Have you ever heard the expression “once on the Internet, it's there forever?” Well, that isn't so true any more due to new laws such as the CCPA. The CCPA (California Consumer Privacy Act) was passed in 2018 and put into effect in 2020. It contains many important rights such as the Right to Delete, Right to Know, and Right to Opt-Out. 

Specifically, the Right to Delete states that companies must completely delete personal data when requested by an individual within a certain period of time (e.g. 45-60 days). This has caused large losses to data-centric companies. For example, the General Data Protection Regulation (GDPR) is the UK’s version of the CCPA and was promulgated on May 25, 2018. Under the GDPR, Amazon lost $877 M, Whatsapp lost $255 M, and other companies lost over $1.2 B in total between January 2020 and January 2022. But why would these companies lose billions of dollars instead of simply deleting user data? Because they can’t. Data from databases suffer from data persistence, meaning that the data remains long after use and is only deleted much later. This quality is true for almost all modern hard drives, such as the ones in your computer, laptop, and even phone. Because of this flaw, reliant systems like data structures, data management systems, and other relevant data management tools have been developed without sufficient means to delete data. Instead, companies are forced to run third-party programs through their databases to delete specifically requested data every few weeks. This is extremely costly and time-consuming as well as causes servers to be slow and/or unavailable. 
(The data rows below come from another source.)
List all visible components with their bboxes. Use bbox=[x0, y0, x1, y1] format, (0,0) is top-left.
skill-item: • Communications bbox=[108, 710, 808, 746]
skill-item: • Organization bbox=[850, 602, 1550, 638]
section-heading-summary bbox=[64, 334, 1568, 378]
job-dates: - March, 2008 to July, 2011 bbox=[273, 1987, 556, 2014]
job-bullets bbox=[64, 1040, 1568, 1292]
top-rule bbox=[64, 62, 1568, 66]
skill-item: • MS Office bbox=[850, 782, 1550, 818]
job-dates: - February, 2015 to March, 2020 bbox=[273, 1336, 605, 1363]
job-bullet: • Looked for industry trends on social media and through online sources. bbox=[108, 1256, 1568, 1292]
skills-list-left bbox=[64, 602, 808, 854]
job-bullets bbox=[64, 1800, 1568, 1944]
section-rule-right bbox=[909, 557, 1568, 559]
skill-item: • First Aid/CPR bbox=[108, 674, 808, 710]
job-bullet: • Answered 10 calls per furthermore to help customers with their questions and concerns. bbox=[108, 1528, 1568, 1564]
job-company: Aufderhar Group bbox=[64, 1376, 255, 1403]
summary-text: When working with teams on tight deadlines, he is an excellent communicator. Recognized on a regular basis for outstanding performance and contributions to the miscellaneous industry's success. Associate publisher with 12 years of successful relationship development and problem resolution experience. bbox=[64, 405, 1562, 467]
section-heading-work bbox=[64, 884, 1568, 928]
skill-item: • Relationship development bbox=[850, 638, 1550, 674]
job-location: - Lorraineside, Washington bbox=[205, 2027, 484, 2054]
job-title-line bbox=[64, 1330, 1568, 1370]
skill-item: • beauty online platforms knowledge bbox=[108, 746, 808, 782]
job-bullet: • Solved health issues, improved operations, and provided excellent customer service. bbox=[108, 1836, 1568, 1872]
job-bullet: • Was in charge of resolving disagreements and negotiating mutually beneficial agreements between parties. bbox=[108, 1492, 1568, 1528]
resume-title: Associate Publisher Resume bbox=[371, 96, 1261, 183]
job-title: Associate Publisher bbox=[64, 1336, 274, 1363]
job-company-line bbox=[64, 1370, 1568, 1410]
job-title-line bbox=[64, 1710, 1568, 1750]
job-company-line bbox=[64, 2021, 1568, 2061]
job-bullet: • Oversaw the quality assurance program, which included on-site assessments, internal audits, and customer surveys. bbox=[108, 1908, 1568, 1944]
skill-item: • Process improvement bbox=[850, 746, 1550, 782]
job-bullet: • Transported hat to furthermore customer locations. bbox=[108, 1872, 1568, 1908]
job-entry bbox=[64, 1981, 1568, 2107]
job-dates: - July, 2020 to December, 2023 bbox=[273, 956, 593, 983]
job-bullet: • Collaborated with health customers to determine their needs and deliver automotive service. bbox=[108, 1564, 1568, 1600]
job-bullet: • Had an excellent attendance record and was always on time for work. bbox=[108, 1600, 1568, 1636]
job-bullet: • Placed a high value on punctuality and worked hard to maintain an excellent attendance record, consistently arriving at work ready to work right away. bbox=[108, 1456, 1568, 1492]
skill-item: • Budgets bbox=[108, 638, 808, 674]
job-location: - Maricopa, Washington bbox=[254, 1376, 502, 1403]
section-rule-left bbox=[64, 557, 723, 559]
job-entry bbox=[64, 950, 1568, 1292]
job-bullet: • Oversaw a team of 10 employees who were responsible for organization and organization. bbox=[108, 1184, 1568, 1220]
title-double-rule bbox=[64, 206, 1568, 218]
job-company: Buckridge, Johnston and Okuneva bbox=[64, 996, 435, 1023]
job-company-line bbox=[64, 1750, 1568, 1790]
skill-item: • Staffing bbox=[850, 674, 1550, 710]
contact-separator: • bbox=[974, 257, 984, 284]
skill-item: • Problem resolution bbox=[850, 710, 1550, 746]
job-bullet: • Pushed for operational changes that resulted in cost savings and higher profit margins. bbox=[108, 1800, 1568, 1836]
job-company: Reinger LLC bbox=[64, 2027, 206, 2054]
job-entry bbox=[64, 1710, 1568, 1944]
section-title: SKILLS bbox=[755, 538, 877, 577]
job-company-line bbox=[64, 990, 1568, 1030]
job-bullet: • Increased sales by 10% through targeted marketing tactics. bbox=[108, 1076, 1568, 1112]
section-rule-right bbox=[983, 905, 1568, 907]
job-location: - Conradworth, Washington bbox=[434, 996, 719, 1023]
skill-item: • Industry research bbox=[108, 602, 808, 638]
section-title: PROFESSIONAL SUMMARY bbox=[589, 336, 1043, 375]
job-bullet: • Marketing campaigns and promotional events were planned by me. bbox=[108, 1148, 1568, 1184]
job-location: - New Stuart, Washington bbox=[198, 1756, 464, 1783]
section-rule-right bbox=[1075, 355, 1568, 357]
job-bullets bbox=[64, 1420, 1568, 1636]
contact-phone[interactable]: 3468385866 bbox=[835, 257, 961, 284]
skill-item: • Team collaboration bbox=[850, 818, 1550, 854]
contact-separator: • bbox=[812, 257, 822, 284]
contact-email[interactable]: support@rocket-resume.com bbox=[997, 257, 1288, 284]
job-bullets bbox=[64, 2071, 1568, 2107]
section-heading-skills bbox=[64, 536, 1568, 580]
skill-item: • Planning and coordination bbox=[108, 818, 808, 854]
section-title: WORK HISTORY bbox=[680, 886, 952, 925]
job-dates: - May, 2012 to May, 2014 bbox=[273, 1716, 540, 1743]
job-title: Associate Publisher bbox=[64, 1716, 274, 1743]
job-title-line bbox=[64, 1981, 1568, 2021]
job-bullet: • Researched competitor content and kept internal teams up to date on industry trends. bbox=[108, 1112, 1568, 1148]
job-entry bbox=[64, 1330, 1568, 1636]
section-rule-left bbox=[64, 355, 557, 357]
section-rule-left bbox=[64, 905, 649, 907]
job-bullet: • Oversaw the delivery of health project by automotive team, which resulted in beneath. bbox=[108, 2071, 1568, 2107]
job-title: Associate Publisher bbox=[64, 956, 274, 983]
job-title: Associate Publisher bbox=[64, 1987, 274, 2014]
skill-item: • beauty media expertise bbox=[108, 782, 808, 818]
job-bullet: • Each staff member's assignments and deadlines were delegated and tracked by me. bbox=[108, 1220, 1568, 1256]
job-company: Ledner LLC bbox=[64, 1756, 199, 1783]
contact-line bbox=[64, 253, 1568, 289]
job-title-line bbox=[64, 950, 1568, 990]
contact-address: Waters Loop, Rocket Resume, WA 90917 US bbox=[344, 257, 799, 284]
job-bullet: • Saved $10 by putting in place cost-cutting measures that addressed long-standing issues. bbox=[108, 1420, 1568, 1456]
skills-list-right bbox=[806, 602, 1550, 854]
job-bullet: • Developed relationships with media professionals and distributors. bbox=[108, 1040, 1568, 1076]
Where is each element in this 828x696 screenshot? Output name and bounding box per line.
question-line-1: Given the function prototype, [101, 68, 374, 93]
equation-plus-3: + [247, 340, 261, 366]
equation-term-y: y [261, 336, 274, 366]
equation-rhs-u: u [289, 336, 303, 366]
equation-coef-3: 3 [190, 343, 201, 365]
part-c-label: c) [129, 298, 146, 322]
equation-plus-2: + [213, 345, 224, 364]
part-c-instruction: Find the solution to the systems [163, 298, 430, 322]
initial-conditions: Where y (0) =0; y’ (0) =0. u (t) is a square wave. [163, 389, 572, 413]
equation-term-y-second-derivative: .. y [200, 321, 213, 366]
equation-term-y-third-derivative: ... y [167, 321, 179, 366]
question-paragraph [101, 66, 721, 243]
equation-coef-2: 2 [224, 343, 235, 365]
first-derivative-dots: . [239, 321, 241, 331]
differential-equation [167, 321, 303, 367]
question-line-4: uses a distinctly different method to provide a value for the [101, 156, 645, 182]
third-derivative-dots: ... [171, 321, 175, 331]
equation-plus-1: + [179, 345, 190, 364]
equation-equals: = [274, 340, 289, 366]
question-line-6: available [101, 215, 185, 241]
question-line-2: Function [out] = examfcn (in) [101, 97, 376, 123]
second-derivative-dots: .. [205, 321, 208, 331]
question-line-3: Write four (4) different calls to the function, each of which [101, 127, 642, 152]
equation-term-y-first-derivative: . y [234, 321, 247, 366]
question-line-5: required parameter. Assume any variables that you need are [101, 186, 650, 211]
Data permanence is caused by both the hardware and systems used to store data. Data transfers highly value speed, as that naturally creates a better experience for users, and as a result, the most common data structures sacrifice much utility. The most common data structure, the LSM-Tree, is used by Google, Amazon, and Facebook and is a perfect example of this. LSM-Trees are notable due to their fast write speed (the time it takes to receive and archive information) and even faster read speed (the time it takes to locate and export requested data). This is partially achieved not by deleting data but instead by ignoring data that should be deleted. This data is eventually deleted from the system but only under specific situations. The oldest ‘ignored’ data is deleted first and when the system is full. This allows servers to delete the bare minimum of data at a time as well as delay deleting data. This allows active users to either not have to wait for servers to delete data or for very consistent and short deleting periods in the server. However, this does mean that data stays in a server long after its marked for deletion. Bigger servers suffer even more, as the more data there is, the longer the data needs to wait before it becomes the oldest. Furthermore, deleting takes a toll on the hardware that servers use as well. Although not well known, the SSDs (Solid State Drives) that servers, computers, and phones contain have a limited number of uses. SSDs store data as 1s or 0s in the form of bits but can only change between 1 and 0 so many times. If data were to be directly deleted, the SSD would have to lose some of its remaining uses while scrambling bits, whereas an LSM-Tree would directly replace the oldest ignored data with new data. As such, deleting data would force companies to replace their servers much faster than usual, costing unknown amounts of money.

Security and practicality have reached an unforeseen crossroads. Because current servers don’t delete data in a timely fashion, malicious entities can retrieve data long after it's been marked for deletion. However, proper security costs billions of dollars for companies to achieve. Thankfully, many new programs and techniques are being developed to solve or at least minimize the costs of this issue.